Tulisan Oleh : Uswatun Hasanah (Dosen Universitas Indonesia)
Wakaf sebagai salah satu lembaga Islam yang erat kaitannya dengan kesejahteraan
umat sudah lama melembaga di Indonesia. Sebagai negara yang mayoritas
penduduknya beragama Islam, Indonesia memiliki tanah wakaf yang luas. Namun
karena sejak semula tidak diiringi dengan peraturan perundang-undangan yang
memadai, tanah wakaf itu tidak berkembang dengan baik, bahkan sering
menimbulkan masalah. Hal inilah antara lain yang memunculkan kesadaran pemerintah
Hindia Belanda untuk menertibkan tanah wakaf di Indonesia. Pada waktu
Priesterraad (Pengadilan Agama) didirikan berdasarkan Staatsblad No. 152 Tahun
1882, salah satu yang menjadi wewenangnya adalah menyelesaikan masalah wakaf.
google image |
Setelah merdeka, Pemerintah RI juga mengeluarkan peraturan-peraturan
perwakafan, namun kurang memadai. Karena itu dalam rangka pembaharuan Hukum
Agraria di Indonesia, persoalan perwakafan tanah diberi perhatian khusus
sebagaimana terlihat dalam Undang-undang No. 5 Tahun 1960 Tentang Peraturan
Dasar Pokok-pokok Agraria, Bab II, bagian XI, Pasal 49. Dalam pasal itu
disebutkan bahwa untuk melindungi berlangsungnya perwakafan tanah di Indonesia,
pemerintah akan memberikan pengaturan melalui Peraturan Pemerintah (PP). PP
tersebut baru dikeluarkan setelah 17 tahun berlakunya UU Pokok Agraria itu,
yakni PP Nomer 28 Tahun 1977 tentang Perwakafan Tanah Milik.

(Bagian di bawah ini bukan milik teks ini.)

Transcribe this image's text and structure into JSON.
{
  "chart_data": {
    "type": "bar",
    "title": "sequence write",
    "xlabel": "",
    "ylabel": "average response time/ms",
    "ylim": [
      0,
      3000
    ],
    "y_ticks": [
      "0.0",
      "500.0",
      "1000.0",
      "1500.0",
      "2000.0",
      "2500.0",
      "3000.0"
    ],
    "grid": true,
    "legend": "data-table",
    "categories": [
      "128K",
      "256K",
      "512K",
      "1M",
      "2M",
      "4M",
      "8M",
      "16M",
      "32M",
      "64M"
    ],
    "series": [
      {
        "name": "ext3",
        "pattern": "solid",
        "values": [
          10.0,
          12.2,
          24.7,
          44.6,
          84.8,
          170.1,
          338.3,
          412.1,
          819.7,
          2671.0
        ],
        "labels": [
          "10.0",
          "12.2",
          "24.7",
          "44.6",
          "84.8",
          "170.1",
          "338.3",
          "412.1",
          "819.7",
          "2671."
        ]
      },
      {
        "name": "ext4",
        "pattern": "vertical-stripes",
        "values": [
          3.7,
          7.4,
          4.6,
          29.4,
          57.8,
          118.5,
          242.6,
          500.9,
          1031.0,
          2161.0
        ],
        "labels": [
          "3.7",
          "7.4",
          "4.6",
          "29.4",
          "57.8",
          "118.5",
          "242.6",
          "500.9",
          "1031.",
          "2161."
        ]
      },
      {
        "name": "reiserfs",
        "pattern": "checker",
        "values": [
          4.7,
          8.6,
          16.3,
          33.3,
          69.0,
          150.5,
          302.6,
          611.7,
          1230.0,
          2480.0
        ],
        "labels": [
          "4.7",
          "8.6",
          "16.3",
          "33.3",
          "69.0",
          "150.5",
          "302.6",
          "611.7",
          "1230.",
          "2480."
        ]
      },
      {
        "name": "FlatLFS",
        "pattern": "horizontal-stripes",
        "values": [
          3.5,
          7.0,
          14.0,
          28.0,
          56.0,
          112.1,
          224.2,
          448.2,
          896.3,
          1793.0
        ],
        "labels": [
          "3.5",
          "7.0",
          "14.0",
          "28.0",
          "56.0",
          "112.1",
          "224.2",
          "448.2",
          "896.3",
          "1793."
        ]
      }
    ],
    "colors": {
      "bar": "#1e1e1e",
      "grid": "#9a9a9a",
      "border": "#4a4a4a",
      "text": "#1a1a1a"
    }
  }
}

Di Indonesia, campur tangan pemerintah dalam hal perwakafan mempunyai dasar
hukum yang kuat. Dalam UUD 1945 Pasal 29 ayat (1) di bawah Bab Agama,
dinyatakan bahwa Negara berdasarkan atas Ketuhanan Yang Maha Esa. Menurut Prof.
Hazairin, norma dasar yang tersebut dalam Pasal 29 ayat (1) itu tafsirannya
antara lain bermakna bahwa "Negara Republik Indonesia" wajib
menjalankan syariat Islam bagi orang Islam, syariat Nasrani bagi orang Nasrani
dan syariat Hindu-Bali bagi orang Hindu-Bali, apabila dalam pelaksanaan syariat
itu memerlukan perantaraan kekuasaan negara. Alasannya, syariat yang berasal
dari agama yang dianut warga negara Republik Indonesia itu adalah kebutuhan
hidup para pemeluknya. Ayat (2) pasal itu dengan jelas juga menyebutkan bahwa
negara menjamin kemerdekaan tiap-tiap penduduk untuk memeluk agamanya
masing-masing dan untuk beribadat menurut agamanya itu.
Dilihat dari kedua ayat itu, tersebut jelas bahwa wakaf merupakan salah satu
bentuk ibadat kepada Allah. Kategorinya termasuk ibadah maliyah yaitu ibadah
berupa penyerahan harta (mal) yang dimiliki seseorang menurut cara-cara yang
ditentukan. Wakaf adalah ibadah yang menyangkut hak dan kepentingan orang lain,
tertib administrasi dan aspek-aspek lain dalam kehidupan masyarakat. Agar semua
itu dapat berjalan dengan baik, pemerintah wajib mengatur masalah wakaf dalam
bentuk peraturan perundang-undangan. Dengan adanya peraturan perundang-undangan
itu ketertiban dalam praktik perwakafan diharapkan dapat terwujud.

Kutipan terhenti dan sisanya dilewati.